Alberta plans to cut 11,000 Alberta Health Services jobs following a review in an effort to save $600 million annually.
No layoffs are anticipated for front-line clinical staff including doctors and nurses, Health Minister Tyler Shandro told Postmedia Monday, but his office confirmed around 800 jobs would be lost through attrition over the next three years. The bulk of AHS jobs lost — about 9,700 positions — will come from outsourcing jobs in laboratories, housekeeping, food services, and laundry. A minimum of one hundred management jobs will also be cut.
The minister’s office sent Postmedia an advanced copy of the review conducted by Alberta Health Services.
It will be released publicly Tuesday with a news conference at 10 a.m. Unions have been worried about major cuts in the works.
The review came in response to suggestions for cost saving and efficiencies in a February report by Ernst and Young. Alberta Health has told AHS to proceed with its plans but with some changes. Shandro said cost savings are lower than anticipated by Ernst and Young largely due to a less aggressive approach in reductions to clinical and front-line jobs.
“There may be through attrition some reductions of some of those folks, but we’re not laying off anybody, especially during the pandemic,” he said.
When asked whether the province would hold off allowing jobs to disappear through attrition until the pandemic was over, he said it is up to AHS to determine their staffing needs.
“We’re not going to tell them not to fill the position just because of resources. Our No. 1 priority is responding to the pandemic,” he said. “We’re not going to tell them to pinch pennies just because we’re trying to meet a certain target when we’re in the middle of this pandemic.”
Outsourcing to private vendors will account for AHS cutting 2,000 laboratory jobs, 4,000 housekeeping jobs, 3,000 food service jobs, and 400 laundry jobs. The province said around 70 per cent of lab results are already contracted out, as is about 68 per cent of laundry.
Shandro’s press secretary Steve Buick said outsourcing would mean a “change of employer” and not “net reductions.”
But unions have raised concerns in the past about plans to reduce public sector staff, calling the cuts “ideological.” The province had warned that cuts were coming. Health Sciences Association of Alberta said 850 full-time jobs were at risk, while United Nurses of Alberta received a letter about 500 full-time positions that would be gone by 2023.
Cost to patients for items like crutches and casts will also go up in some cases, as direct labour costs are added to billings for chargeable supplies.
Other changes in the report include streamlining non-clinical and back-office operations and making overtime and scheduling more efficient.
When asked if the province would be setting limits on overtime, Shandro said it was up to AHS, not the government.
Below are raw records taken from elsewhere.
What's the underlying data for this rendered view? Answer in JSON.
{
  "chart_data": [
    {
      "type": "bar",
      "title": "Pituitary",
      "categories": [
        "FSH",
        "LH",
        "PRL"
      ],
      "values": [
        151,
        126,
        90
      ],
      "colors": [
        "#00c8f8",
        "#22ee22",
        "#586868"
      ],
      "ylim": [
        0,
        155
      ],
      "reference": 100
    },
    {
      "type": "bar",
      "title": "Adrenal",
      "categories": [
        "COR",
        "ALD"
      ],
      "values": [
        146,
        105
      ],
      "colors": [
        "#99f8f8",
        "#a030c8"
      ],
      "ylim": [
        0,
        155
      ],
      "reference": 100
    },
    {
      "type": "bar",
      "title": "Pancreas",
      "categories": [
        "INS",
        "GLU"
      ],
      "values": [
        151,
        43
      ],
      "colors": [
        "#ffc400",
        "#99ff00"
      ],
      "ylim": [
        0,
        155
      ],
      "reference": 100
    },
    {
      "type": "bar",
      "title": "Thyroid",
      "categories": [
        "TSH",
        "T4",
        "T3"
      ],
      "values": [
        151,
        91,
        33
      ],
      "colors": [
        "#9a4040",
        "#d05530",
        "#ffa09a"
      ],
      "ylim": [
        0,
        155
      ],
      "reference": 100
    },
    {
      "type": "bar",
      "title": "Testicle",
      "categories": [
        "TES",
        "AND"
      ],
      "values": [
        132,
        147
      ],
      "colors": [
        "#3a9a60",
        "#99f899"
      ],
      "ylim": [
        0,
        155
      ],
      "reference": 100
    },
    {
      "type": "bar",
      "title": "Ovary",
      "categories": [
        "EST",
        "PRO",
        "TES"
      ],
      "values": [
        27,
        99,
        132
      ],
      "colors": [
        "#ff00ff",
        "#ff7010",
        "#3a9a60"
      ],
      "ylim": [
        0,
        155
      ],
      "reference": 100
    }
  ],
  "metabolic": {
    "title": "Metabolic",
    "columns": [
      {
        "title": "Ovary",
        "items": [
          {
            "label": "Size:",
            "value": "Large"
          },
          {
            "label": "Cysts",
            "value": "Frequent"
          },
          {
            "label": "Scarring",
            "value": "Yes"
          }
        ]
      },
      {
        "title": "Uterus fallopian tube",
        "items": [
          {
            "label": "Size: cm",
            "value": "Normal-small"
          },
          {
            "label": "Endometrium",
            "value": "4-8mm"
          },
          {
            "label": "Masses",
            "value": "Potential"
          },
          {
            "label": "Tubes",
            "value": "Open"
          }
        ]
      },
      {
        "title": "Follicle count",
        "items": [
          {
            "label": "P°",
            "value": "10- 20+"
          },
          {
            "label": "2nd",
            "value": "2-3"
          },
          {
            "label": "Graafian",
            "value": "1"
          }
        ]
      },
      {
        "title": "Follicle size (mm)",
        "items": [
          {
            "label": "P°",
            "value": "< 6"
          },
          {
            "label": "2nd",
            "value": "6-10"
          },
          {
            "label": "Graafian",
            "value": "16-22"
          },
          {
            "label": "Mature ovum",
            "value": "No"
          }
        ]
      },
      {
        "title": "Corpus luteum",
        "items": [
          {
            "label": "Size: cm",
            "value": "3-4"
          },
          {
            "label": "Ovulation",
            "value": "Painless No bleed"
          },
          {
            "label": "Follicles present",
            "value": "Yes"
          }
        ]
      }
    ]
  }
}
“This is about us encouraging them to be consistent throughout all five zones and at all 100 facilities,” he said. “That is our goal, is to make sure they have internal controls and they have policies that are consistent in the province.”
The minister said while he is committed to the spirit of recommendations in February’s Ernst and Young report, it will take longer to implement — until 2025 or 2026. But he said changes in the workforce could start next spring.
Contracting out laundry services could begin as early as next April, while Shandro said changes to the labs may not come into effect until February 2022, when a contract with Dynalife ends.
The province would still keep the ability to run some more specialized tests.
Shandro said aging health services laundry facilities needing millions of dollars worth of renovations is a factor in contracting out the services.